The ballots have been cast and the results show the majority of MLAs do not have confidence in Louis Sebert as a cabinet minister.
Those were the results of a secret vote held at the end of Thursday’s midterm review of cabinet members and the premier’s performance – the first to take place since the 12th assembly.
While the votes are non-binding, the expectation of many regular MLAs was that a minister who received a non-confidence vote would step down from their position.
However, that’s not how things were unfolding yesterday evening.
“I think all cabinet members have performed and worked very hard,” Premier Bob McLeod told media following the announcement of the results. “I can’t force anyone to resign.

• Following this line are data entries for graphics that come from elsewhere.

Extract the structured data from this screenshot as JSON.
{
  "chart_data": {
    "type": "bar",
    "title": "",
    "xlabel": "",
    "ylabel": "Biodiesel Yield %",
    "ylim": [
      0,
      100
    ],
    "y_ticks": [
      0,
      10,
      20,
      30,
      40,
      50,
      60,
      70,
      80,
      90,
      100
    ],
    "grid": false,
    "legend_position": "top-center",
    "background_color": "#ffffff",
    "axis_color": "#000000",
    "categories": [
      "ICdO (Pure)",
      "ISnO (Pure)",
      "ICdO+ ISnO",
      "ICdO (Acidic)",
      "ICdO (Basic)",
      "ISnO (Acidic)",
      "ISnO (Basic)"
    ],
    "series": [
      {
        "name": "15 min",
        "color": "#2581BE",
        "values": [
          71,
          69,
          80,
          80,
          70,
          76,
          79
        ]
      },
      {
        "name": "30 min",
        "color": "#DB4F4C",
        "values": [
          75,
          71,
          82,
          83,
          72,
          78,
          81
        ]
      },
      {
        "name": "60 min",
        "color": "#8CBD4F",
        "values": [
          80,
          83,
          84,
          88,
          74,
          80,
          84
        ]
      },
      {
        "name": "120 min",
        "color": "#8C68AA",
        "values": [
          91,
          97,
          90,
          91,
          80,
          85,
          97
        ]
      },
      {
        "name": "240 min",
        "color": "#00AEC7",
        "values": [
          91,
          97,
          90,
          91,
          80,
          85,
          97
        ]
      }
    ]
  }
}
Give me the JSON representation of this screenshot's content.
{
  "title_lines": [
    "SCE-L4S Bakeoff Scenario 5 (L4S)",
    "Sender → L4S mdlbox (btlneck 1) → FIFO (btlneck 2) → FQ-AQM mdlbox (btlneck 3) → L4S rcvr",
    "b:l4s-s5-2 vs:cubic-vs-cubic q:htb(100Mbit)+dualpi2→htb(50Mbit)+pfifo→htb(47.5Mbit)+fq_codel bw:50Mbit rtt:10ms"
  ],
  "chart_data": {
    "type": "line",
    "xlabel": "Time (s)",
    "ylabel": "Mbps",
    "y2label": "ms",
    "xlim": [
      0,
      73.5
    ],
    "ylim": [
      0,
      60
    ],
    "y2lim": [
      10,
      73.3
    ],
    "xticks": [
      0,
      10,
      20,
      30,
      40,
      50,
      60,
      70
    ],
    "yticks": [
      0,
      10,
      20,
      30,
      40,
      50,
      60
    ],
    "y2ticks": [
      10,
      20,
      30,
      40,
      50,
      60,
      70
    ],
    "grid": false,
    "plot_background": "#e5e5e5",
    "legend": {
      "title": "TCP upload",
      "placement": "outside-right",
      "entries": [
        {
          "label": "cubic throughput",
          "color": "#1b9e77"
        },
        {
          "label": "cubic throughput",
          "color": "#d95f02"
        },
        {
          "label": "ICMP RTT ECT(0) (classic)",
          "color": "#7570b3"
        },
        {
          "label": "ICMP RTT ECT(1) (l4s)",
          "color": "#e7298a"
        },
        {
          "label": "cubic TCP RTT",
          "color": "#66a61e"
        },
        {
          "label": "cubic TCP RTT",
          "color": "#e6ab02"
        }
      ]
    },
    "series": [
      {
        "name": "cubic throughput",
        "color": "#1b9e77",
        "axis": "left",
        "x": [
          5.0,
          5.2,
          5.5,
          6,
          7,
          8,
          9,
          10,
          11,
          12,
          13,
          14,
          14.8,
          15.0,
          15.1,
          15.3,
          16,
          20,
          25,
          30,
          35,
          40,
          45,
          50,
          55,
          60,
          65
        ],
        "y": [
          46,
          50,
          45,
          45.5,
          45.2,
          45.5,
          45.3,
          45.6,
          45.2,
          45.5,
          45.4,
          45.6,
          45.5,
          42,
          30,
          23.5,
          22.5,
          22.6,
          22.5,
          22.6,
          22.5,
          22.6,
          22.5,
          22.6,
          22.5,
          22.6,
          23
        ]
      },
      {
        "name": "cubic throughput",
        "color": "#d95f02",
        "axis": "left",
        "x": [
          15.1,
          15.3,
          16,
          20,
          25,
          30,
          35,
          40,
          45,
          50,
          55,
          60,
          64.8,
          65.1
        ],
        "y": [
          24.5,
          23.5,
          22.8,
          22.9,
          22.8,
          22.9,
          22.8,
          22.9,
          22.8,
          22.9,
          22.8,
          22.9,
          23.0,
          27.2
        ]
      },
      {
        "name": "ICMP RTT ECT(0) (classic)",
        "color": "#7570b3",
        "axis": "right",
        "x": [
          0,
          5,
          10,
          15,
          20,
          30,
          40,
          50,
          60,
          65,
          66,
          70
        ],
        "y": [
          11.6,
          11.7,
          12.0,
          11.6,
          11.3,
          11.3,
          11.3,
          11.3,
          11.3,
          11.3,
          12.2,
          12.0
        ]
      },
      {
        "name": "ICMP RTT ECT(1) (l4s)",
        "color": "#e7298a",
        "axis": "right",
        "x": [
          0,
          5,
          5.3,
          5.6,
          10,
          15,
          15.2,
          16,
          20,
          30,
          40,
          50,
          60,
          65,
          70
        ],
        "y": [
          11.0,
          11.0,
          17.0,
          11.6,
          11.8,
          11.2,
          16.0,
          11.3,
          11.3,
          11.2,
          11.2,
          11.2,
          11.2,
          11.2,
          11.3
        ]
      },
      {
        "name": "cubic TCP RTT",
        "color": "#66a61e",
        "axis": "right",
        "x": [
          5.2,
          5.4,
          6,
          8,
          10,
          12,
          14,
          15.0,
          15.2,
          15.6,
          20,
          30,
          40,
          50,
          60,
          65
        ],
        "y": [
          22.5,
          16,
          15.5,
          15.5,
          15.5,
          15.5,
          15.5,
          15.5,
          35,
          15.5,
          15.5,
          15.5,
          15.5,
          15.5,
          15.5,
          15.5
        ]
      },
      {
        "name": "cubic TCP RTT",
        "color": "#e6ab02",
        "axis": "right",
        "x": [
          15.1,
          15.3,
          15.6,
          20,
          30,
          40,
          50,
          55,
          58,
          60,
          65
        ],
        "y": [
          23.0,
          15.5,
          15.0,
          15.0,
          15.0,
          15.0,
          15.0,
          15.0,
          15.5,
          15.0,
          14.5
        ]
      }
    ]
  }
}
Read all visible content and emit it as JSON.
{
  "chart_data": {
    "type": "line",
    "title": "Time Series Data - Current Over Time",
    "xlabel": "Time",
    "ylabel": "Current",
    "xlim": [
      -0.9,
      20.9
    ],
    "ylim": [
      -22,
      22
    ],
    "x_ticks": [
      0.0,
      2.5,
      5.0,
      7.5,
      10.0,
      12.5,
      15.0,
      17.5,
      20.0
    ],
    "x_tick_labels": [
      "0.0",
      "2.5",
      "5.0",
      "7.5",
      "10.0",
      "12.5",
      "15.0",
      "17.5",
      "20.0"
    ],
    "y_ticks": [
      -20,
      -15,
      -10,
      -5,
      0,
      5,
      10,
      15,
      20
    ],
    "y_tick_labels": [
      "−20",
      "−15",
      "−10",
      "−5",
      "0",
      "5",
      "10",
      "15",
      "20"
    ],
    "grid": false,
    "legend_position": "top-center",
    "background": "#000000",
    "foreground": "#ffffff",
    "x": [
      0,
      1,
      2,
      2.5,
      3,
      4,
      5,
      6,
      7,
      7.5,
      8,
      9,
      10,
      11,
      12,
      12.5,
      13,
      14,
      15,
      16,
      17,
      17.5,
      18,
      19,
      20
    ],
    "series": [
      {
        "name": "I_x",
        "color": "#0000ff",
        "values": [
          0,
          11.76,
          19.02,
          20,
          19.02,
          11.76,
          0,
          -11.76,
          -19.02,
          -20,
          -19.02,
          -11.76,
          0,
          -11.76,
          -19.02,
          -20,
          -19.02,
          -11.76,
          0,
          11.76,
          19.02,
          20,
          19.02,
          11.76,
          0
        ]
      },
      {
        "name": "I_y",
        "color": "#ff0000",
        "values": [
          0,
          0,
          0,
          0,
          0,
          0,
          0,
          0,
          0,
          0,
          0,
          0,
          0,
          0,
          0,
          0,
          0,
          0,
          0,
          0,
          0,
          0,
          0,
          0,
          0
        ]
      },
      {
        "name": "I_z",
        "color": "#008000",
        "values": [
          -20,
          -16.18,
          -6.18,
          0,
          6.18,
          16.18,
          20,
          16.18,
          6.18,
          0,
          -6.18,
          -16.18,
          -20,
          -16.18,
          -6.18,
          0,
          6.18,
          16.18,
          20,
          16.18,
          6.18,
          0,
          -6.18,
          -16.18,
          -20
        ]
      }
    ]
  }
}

They can only be replaced by a motion of revocation.”
Early in the day – which involved nearly nine hours of speeches, questioning and short breaks in between – cabinet ministers unanimously declared they would not resign from their executive roles if handed a vote of non-confidence.
Their statements came in response to a question from Hay River North MLA R.J. Simpson, who boldly asked whether cabinet would step aside or defy the secret vote and force members to remove them.
“If I get a vote of non-confidence, I would want to see who actually believes that I need to step down,” said Caroline Cochrane, minister of Municipal and Community Affairs. “To step down is not what I came for.”
Many ministers shared the sentiment, stating they would want a public vote if members were to ask they be ousted from cabinet.
“The only way to remove somebody from executive council is for an open, public vote in this assembly,” said Health Minister Glen Abernethy, who stated there are established protocols for removing individuals from the assembly.
Given that, he wouldn’t resign either. He’d work with members to make improvements “and hopefully be able to do a better job moving forward,” said Abernethy.
Robert C. McLeod, who is responsible for the Department of Environment and Natural Resources, as well as the Department of Finance, stated he would not step down either.
Resigning based on a secret vote “would go against what we’ve been talking about for the last two years,” he said, referring to work to improve government transparency.
Sebert, the transparency minister himself, agreed.
He said he had concerns about the “secretive nature of the vote we are facing today” from early on.
“Therefore, no, I would not resign,” Sebert said.
But regular MLAs were not pleased by cabinet’s gesture.
Kam Lake MLA Kieron Testart said he was “shocked” by cabinet’s declaration while Yellowknife North MLA Cory Vanthuyne said he was “troubled” by cabinet’s solidarity, as it was his understanding everyone had independence.
“When the question was put to the premier later, about how shall he direct cabinet to vote when it comes to this,” said Vanthuyne, “he kind of shed a light on the fact that cabinet takes the position of solidarity and, if not, it could cause anarchy.”
He said it was too early for him to say whether members would take steps to remove Sebert when MLAs begin the third session of the 18th assembly in just over a week.
However, Yellowknife Centre MLA Julie Green expects members to do so.
“Having gone through this process, we need to see it through to the end,” said Green. “Otherwise, it’s kind of been meaningless.”